Prior chose twelve virtues commonly agreed upon either by classic Western thought, the Bible, or a combination of the two. She then selected a book that explores the meaning of that virtue either by example or non-example. Instead of the chapters only interacting with the selected texts, they delve into the virtues themselves. This means that On Reading Well is useful not only to those like me who have a literary inferiority complex, which I suspect describes a lot of people, but also to a more general audience of those interested in cultivating virtues.
It seemed to me an odd choice, at first, to structure a book about the “great books” around virtues. I wondered if one of the chief reasons to read an old, time-tested book is for its moral reasoning. But it became clear to me, through the arguments the book made for itself and through personal reflection, that cultivating virtue really should be a major motivation for reading literature.
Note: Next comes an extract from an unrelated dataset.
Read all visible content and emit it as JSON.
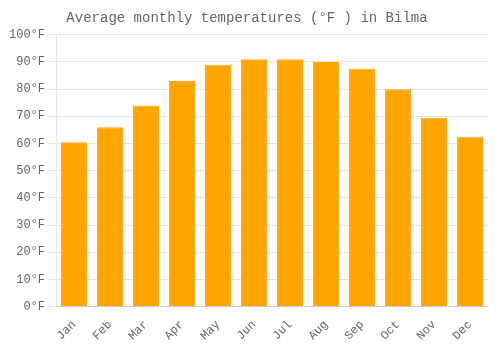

It is a useful medium for the task, and it begins to make sense when you see how many of these great books are oriented toward exploring these virtues themselves. One of the hallmarks of “literature”, as opposed to fiction, is that it makes some difference to the world, that it holds some importance within it. How can a story truly be great if it makes no difference to our lives? And how can it make a difference to our lives if it has no moral claim, no example to follow nor sin to avoid?
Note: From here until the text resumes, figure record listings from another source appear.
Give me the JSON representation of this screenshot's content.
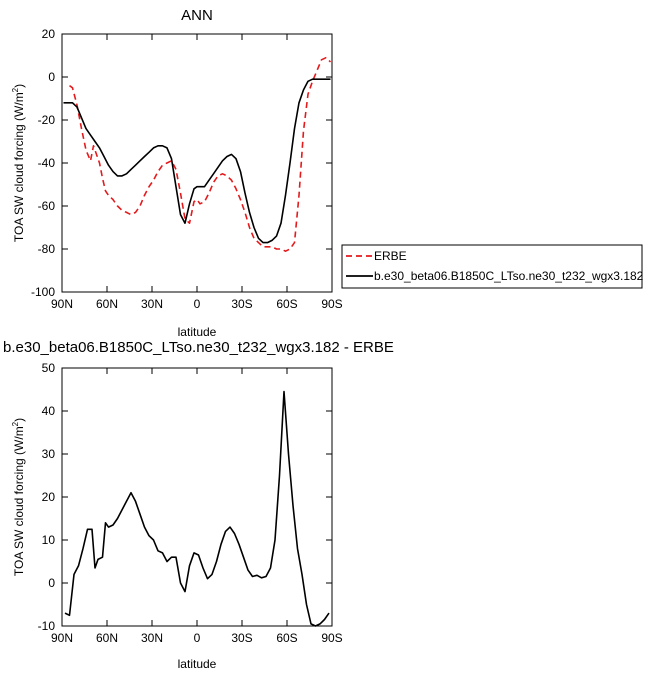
{
  "chart_data": [
    {
      "type": "line",
      "title": "ANN",
      "xlabel": "latitude",
      "ylabel": "TOA SW cloud forcing (W/m",
      "ylabel_sup": "2",
      "ylabel_close": ")",
      "xlim": [
        90,
        -90
      ],
      "ylim": [
        -100,
        20
      ],
      "xticks": [
        {
          "value": 90,
          "label": "90N"
        },
        {
          "value": 60,
          "label": "60N"
        },
        {
          "value": 30,
          "label": "30N"
        },
        {
          "value": 0,
          "label": "0"
        },
        {
          "value": -30,
          "label": "30S"
        },
        {
          "value": -60,
          "label": "60S"
        },
        {
          "value": -90,
          "label": "90S"
        }
      ],
      "yticks": [
        {
          "value": 20,
          "label": "20"
        },
        {
          "value": 0,
          "label": "0"
        },
        {
          "value": -20,
          "label": "-20"
        },
        {
          "value": -40,
          "label": "-40"
        },
        {
          "value": -60,
          "label": "-60"
        },
        {
          "value": -80,
          "label": "-80"
        },
        {
          "value": -100,
          "label": "-100"
        }
      ],
      "legend_position": "right",
      "series": [
        {
          "name": "ERBE",
          "color": "#e41a1c",
          "dash": true,
          "x": [
            85,
            83,
            80,
            77,
            74,
            71,
            69,
            67,
            65,
            63,
            61,
            59,
            56,
            53,
            50,
            47,
            44,
            41,
            38,
            35,
            32,
            29,
            26,
            23,
            20,
            17,
            14,
            11,
            8,
            5,
            2,
            0,
            -2,
            -5,
            -8,
            -11,
            -14,
            -17,
            -20,
            -23,
            -26,
            -29,
            -32,
            -35,
            -38,
            -41,
            -44,
            -47,
            -50,
            -53,
            -56,
            -59,
            -62,
            -65,
            -68,
            -71,
            -74,
            -77,
            -80,
            -83,
            -86,
            -89
          ],
          "y": [
            -4,
            -5,
            -13,
            -24,
            -34,
            -39,
            -32,
            -36,
            -40,
            -47,
            -53,
            -55,
            -57,
            -60,
            -62,
            -63,
            -64,
            -63,
            -60,
            -55,
            -51,
            -48,
            -44,
            -41,
            -40,
            -39,
            -43,
            -54,
            -66,
            -68,
            -58,
            -57,
            -59,
            -58,
            -54,
            -49,
            -46,
            -45,
            -46,
            -48,
            -52,
            -57,
            -63,
            -70,
            -75,
            -77,
            -79,
            -79,
            -79,
            -80,
            -80,
            -81,
            -80,
            -77,
            -55,
            -25,
            -8,
            -2,
            3,
            8,
            9,
            7
          ]
        },
        {
          "name": "b.e30_beta06.B1850C_LTso.ne30_t232_wgx3.182",
          "color": "#000000",
          "dash": false,
          "x": [
            89,
            86,
            83,
            80,
            77,
            74,
            71,
            68,
            65,
            62,
            59,
            56,
            53,
            50,
            47,
            44,
            41,
            38,
            35,
            32,
            29,
            26,
            23,
            20,
            17,
            14,
            11,
            8,
            5,
            2,
            0,
            -2,
            -5,
            -8,
            -11,
            -14,
            -17,
            -20,
            -23,
            -26,
            -29,
            -32,
            -35,
            -38,
            -41,
            -44,
            -47,
            -50,
            -53,
            -56,
            -59,
            -62,
            -65,
            -68,
            -71,
            -74,
            -77,
            -80,
            -83,
            -86,
            -89
          ],
          "y": [
            -12,
            -12,
            -12,
            -14,
            -19,
            -24,
            -27,
            -30,
            -33,
            -37,
            -41,
            -44,
            -46,
            -46,
            -45,
            -43,
            -41,
            -39,
            -37,
            -35,
            -33,
            -32,
            -32,
            -33,
            -38,
            -51,
            -64,
            -68,
            -59,
            -52,
            -51,
            -51,
            -51,
            -48,
            -45,
            -42,
            -39,
            -37,
            -36,
            -38,
            -44,
            -54,
            -63,
            -70,
            -75,
            -77,
            -77,
            -76,
            -74,
            -68,
            -55,
            -40,
            -24,
            -12,
            -6,
            -2,
            -1,
            -1,
            -1,
            -1,
            -1
          ]
        }
      ]
    },
    {
      "type": "line",
      "title": "b.e30_beta06.B1850C_LTso.ne30_t232_wgx3.182 - ERBE",
      "xlabel": "latitude",
      "ylabel": "TOA SW cloud forcing (W/m",
      "ylabel_sup": "2",
      "ylabel_close": ")",
      "xlim": [
        90,
        -90
      ],
      "ylim": [
        -10,
        50
      ],
      "xticks": [
        {
          "value": 90,
          "label": "90N"
        },
        {
          "value": 60,
          "label": "60N"
        },
        {
          "value": 30,
          "label": "30N"
        },
        {
          "value": 0,
          "label": "0"
        },
        {
          "value": -30,
          "label": "30S"
        },
        {
          "value": -60,
          "label": "60S"
        },
        {
          "value": -90,
          "label": "90S"
        }
      ],
      "yticks": [
        {
          "value": 50,
          "label": "50"
        },
        {
          "value": 40,
          "label": "40"
        },
        {
          "value": 30,
          "label": "30"
        },
        {
          "value": 20,
          "label": "20"
        },
        {
          "value": 10,
          "label": "10"
        },
        {
          "value": 0,
          "label": "0"
        },
        {
          "value": -10,
          "label": "-10"
        }
      ],
      "series": [
        {
          "color": "#000000",
          "dash": false,
          "x": [
            88,
            85,
            82,
            79,
            76,
            73,
            70,
            68,
            66,
            63,
            61,
            59,
            56,
            53,
            50,
            47,
            44,
            41,
            38,
            35,
            32,
            29,
            26,
            23,
            20,
            17,
            14,
            11,
            8,
            5,
            2,
            -1,
            -4,
            -7,
            -10,
            -13,
            -16,
            -19,
            -22,
            -25,
            -28,
            -31,
            -34,
            -37,
            -40,
            -43,
            -46,
            -49,
            -52,
            -55,
            -58,
            -61,
            -64,
            -67,
            -70,
            -73,
            -76,
            -79,
            -82,
            -85,
            -88
          ],
          "y": [
            -7,
            -7.5,
            2,
            4,
            8,
            12.5,
            12.5,
            3.5,
            5.5,
            6,
            14,
            13,
            13.5,
            15,
            17,
            19,
            21,
            19,
            16,
            13,
            11,
            10,
            7.5,
            7,
            5,
            6,
            6,
            0,
            -2,
            4,
            7,
            6.5,
            3.5,
            1,
            2,
            5,
            9,
            12,
            13,
            11.5,
            9,
            6,
            3,
            1.5,
            1.8,
            1.2,
            1.5,
            3.5,
            10,
            25,
            44.5,
            30,
            18,
            8,
            2,
            -5,
            -9.5,
            -10,
            -9.5,
            -8.5,
            -7
          ]
        }
      ]
    }
  ]
}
As I mentioned earlier, I have always loved A Tale of Two Cities (to the endless amazement of my friends and colleagues), but in reading it there are always large chunks of the story where I feel like I am missing quite a lot. In uncovering the major theme of justice in the story and diving deep within that theme, On Reading Well prepared me for my next re-reading with new tools to use on Charles Dickens. It also added tremendously to my reading list, which grows almost exponentially at this point. I would love to read The Road (the only 21st-century book on the list), I am already listening to an audiobook of Jane Austen’s Persuasion, and I also added Shusaku Endo’s Silence to both my Goodreads list and my Amazon Prime Instant Video list.
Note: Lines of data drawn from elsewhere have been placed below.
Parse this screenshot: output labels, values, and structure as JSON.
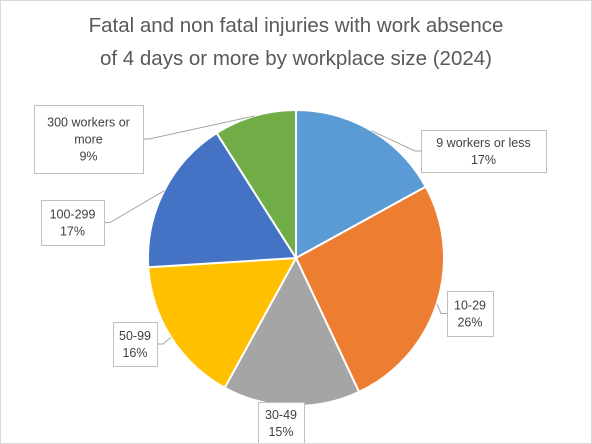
{
  "chart_data": {
    "type": "pie",
    "title_lines": [
      "Fatal and non fatal injuries with work absence",
      "of 4 days or more by workplace size (2024)"
    ],
    "slices": [
      {
        "label": "9 workers or less",
        "label_lines": [
          "9 workers or less"
        ],
        "value": 17,
        "value_label": "17%",
        "color": "#5b9bd5"
      },
      {
        "label": "10-29",
        "label_lines": [
          "10-29"
        ],
        "value": 26,
        "value_label": "26%",
        "color": "#ed7d31"
      },
      {
        "label": "30-49",
        "label_lines": [
          "30-49"
        ],
        "value": 15,
        "value_label": "15%",
        "color": "#a5a5a5"
      },
      {
        "label": "50-99",
        "label_lines": [
          "50-99"
        ],
        "value": 16,
        "value_label": "16%",
        "color": "#ffc000"
      },
      {
        "label": "100-299",
        "label_lines": [
          "100-299"
        ],
        "value": 17,
        "value_label": "17%",
        "color": "#4472c4"
      },
      {
        "label": "300 workers or more",
        "label_lines": [
          "300 workers or",
          "more"
        ],
        "value": 9,
        "value_label": "9%",
        "color": "#70ad47"
      }
    ],
    "legend": "none",
    "data_labels": "outside with leader lines"
  }
}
Silence was an inclusion I was especially glad to see not because I knew anything about the book but because it is arguably not a work of Western literature. On Reading Well, like others of its kind I have seen and heard about, is focused on the great books of Western literature specifically. That is why a novel by a Japanese writer about the the persecution of Jesuit missionaries in Japan is breath of fresh air from the broader world. Prior’s book would have been worse off if she would have included more non-Western works, but I would love to see a book of “great books” that includes some from cultures around the world and provide some diversity in both time period and geography.
If you like reading, On Reading Well is for you. It will change the way you look at literature and motivate you to dive into some great books. And your life might be greater for it as well.
On Reading Well releases today, September 4th, and it is available from Amazon and many Christian bookstores.
I received this book as an eARC courtesy of Brazos Press and NetGalley, but my opinions are my own.